The shooting was also difficult logistically. Guerra spent time traveling through Colombia looking for a place where the film could be made. “It’s difficult to find jungle like the one you see in the movie,” he said, “because much of the rain forest has been lost to farming and agriculture and cattle, even tourism and commerce has an impact.” The filmmakers finally found a place near the border of Colombia and Brazil where you could arrive by plane and traverse the river.

They brought back to life an abandoned hydro-electric plant on the junction of two strong rivers. While the whole project was five years in the making, they spent three months living in the place and took 7 weeks to shoot, without dailies. “We had weeklies,” said Guerra. “More like monthlies. I didn’t get to see a frame of what we had shot until three weeks in, we were working blind. The lab said, ‘the material is good,’ so we could breathe. We only had two takes, because everything was shot on film. That means that every shot and every take becomes sacred and brings the whole crew and cast and everyone into such focus that usually the first take was pretty good. Every shot was prepared.”

“It felt like it was planned for a long time,” said Guerra, “in order to make it work. When I jumped into it, I built a hole to pass through and jumped into it. I realized the hole was too small. But I had no choice. You had to keep going, to push yourself to the other side. At the beginning of the film I said, ‘Oh my god, this is going to be impossible, it’s so difficult, so demanding.’ Everything had to be perfect in order to work in away that never happens, because in films you usually have accidents and delays and unexpected disputations and problems. So it seemed impossible that we were able to finish on time and on budget. We had no leverage of a Hollywood production, that was not a choice. We didn’t have reshoots. We had one small window of opportunity and that was it. Every little problem became a gigantic problem on the Amazon, but we didn’t have these problems. Everything went so smoothly, surprisingly.”

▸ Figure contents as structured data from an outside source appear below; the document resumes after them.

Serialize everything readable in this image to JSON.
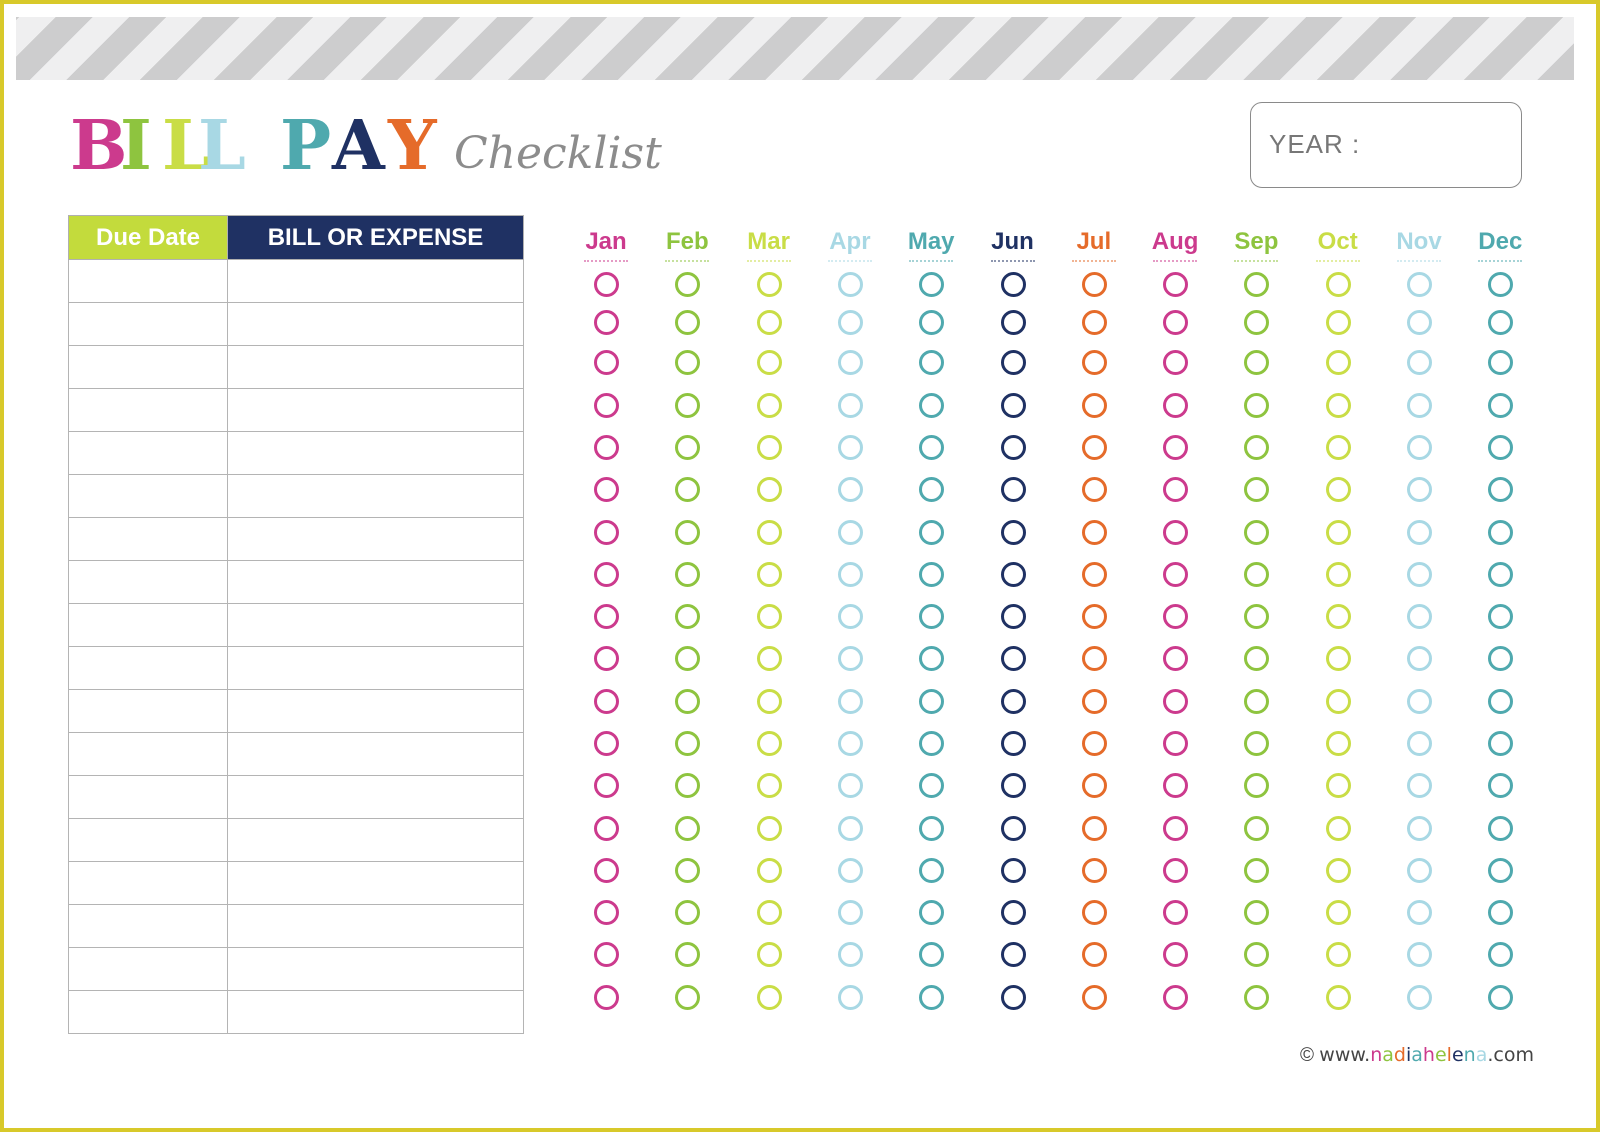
{
  "title": {
    "letters": [
      {
        "ch": "B",
        "color": "#cc3a8d"
      },
      {
        "ch": "I",
        "color": "#8ec43f"
      },
      {
        "ch": "L",
        "color": "#c9dd46"
      },
      {
        "ch": "L",
        "color": "#a8d8e4"
      },
      {
        "ch": "P",
        "color": "#4fa9ae"
      },
      {
        "ch": "A",
        "color": "#1f3163"
      },
      {
        "ch": "Y",
        "color": "#e56b2a"
      }
    ],
    "script": "Checklist"
  },
  "year": {
    "label": "YEAR :"
  },
  "table": {
    "headers": {
      "due": "Due Date",
      "bill": "BILL OR EXPENSE"
    },
    "row_count": 18
  },
  "months": [
    {
      "label": "Jan",
      "color": "#cc3a8d"
    },
    {
      "label": "Feb",
      "color": "#8ec43f"
    },
    {
      "label": "Mar",
      "color": "#c9dd46"
    },
    {
      "label": "Apr",
      "color": "#a8d8e4"
    },
    {
      "label": "May",
      "color": "#4fa9ae"
    },
    {
      "label": "Jun",
      "color": "#1f3163"
    },
    {
      "label": "Jul",
      "color": "#e56b2a"
    },
    {
      "label": "Aug",
      "color": "#cc3a8d"
    },
    {
      "label": "Sep",
      "color": "#8ec43f"
    },
    {
      "label": "Oct",
      "color": "#c9dd46"
    },
    {
      "label": "Nov",
      "color": "#a8d8e4"
    },
    {
      "label": "Dec",
      "color": "#4fa9ae"
    }
  ],
  "footer": {
    "copyright": "©",
    "prefix": "www.",
    "brand_letters": [
      {
        "ch": "n",
        "color": "#cc3a8d"
      },
      {
        "ch": "a",
        "color": "#8ec43f"
      },
      {
        "ch": "d",
        "color": "#e56b2a"
      },
      {
        "ch": "i",
        "color": "#1f3163"
      },
      {
        "ch": "a",
        "color": "#4fa9ae"
      },
      {
        "ch": "h",
        "color": "#cc3a8d"
      },
      {
        "ch": "e",
        "color": "#8ec43f"
      },
      {
        "ch": "l",
        "color": "#e56b2a"
      },
      {
        "ch": "e",
        "color": "#1f3163"
      },
      {
        "ch": "n",
        "color": "#4fa9ae"
      },
      {
        "ch": "a",
        "color": "#a8d8e4"
      }
    ],
    "suffix": ".com"
  }
}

The filmmakers decided in the beginning not to bring the logic of foreign production into the Amazon “and try to fight the jungle,” said Guerra. “We used the native communities who know how to live there and understand the place, they guided us into making the production respectful and have as little impact as possible on the place. We did spiritual protection for the crew. It’s like asking permission from the jungle to do the film, explaining why it was important. It worked beautifully: we had no disease, no attacks, saw some animals, some bugs about 30 centimeters flying around, insects and spiders with human faces, serpents swimming in the water. But nothing happened, we had no problem with that, and also the weather collaborated with us.”

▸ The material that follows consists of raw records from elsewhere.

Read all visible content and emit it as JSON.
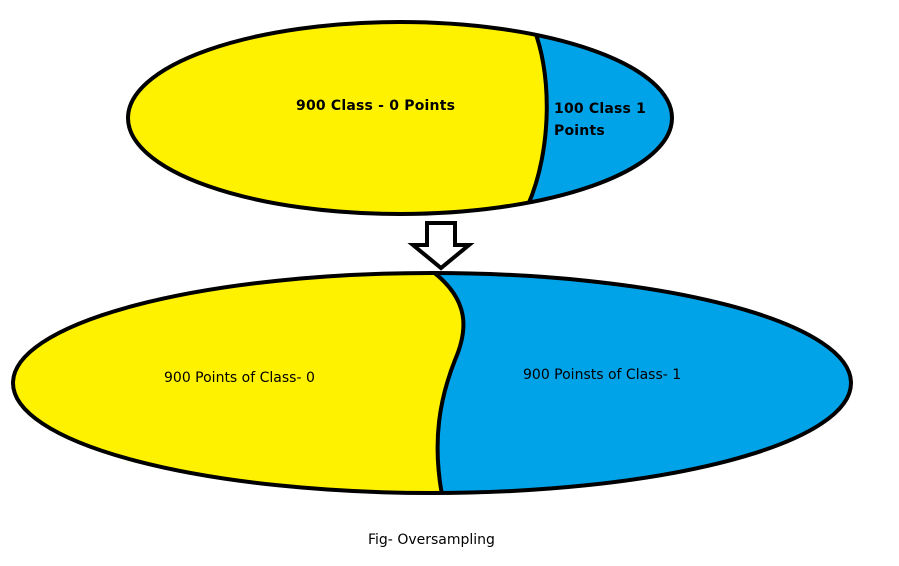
{
  "diagram": {
    "title": "Oversampling",
    "before": {
      "majority_label": "900 Class - 0 Points",
      "minority_label": "100 Class 1 Points"
    },
    "after": {
      "class0_label": "900 Points of Class- 0",
      "class1_label": "900 Poinsts of Class- 1"
    },
    "caption": "Fig- Oversampling",
    "colors": {
      "class0_fill": "#FFF200",
      "class1_fill": "#00A2E8",
      "outline": "#000000"
    }
  }
}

Editing was demanding for Guerra but “the whole process was flowing with ease, the hard part was behind us, we had to make the best of it.” Initially Colombian theaters didn’t want to play a film in black and white, a movie about indigenous people, but it was the biggest Colombian success ever on the limited circuit, playing 11 weeks to full houses and sell-out crowds, and the film sold to other countries as well.  “The film struck a chord with people,” he said. “We are interested in the spiritual and we are giving them that in a world that has diminished the importance of the spiritual.”

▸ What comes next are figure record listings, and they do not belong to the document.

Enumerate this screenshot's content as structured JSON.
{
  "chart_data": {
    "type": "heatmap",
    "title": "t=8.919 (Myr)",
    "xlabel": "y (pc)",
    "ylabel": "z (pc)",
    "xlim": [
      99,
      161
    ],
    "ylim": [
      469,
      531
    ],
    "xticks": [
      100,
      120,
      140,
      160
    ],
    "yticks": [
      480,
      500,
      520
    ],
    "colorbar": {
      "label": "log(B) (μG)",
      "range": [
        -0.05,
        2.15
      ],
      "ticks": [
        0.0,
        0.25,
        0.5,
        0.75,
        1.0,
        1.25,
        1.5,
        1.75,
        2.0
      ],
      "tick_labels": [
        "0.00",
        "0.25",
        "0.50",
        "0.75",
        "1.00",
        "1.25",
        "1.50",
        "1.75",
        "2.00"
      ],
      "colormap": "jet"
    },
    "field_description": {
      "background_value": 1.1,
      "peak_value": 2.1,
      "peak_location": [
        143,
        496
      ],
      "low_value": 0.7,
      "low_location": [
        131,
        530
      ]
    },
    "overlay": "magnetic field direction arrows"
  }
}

Next up: Guerra has been signed by the Paradigm agency. He’s been developing since last year a project set to shoot in Colombia in 2016. “Juanita,” set in the northern desert, is part genre movie. “It’s ‘100 Years of Solitude’ meets with ‘The Godfather,”” he said. “Indigenous people became gangsters; it’s based on an origin story of the drug trade in Colombia, which was marijuana in the 60s. Some financing is in place. It’s one story we haven’t told, the best story, set in the 60s and 70s. The women are the strongest characters, they’re gangsters in a matriarchal society. We’ll think about casting it next year for 2018 release.”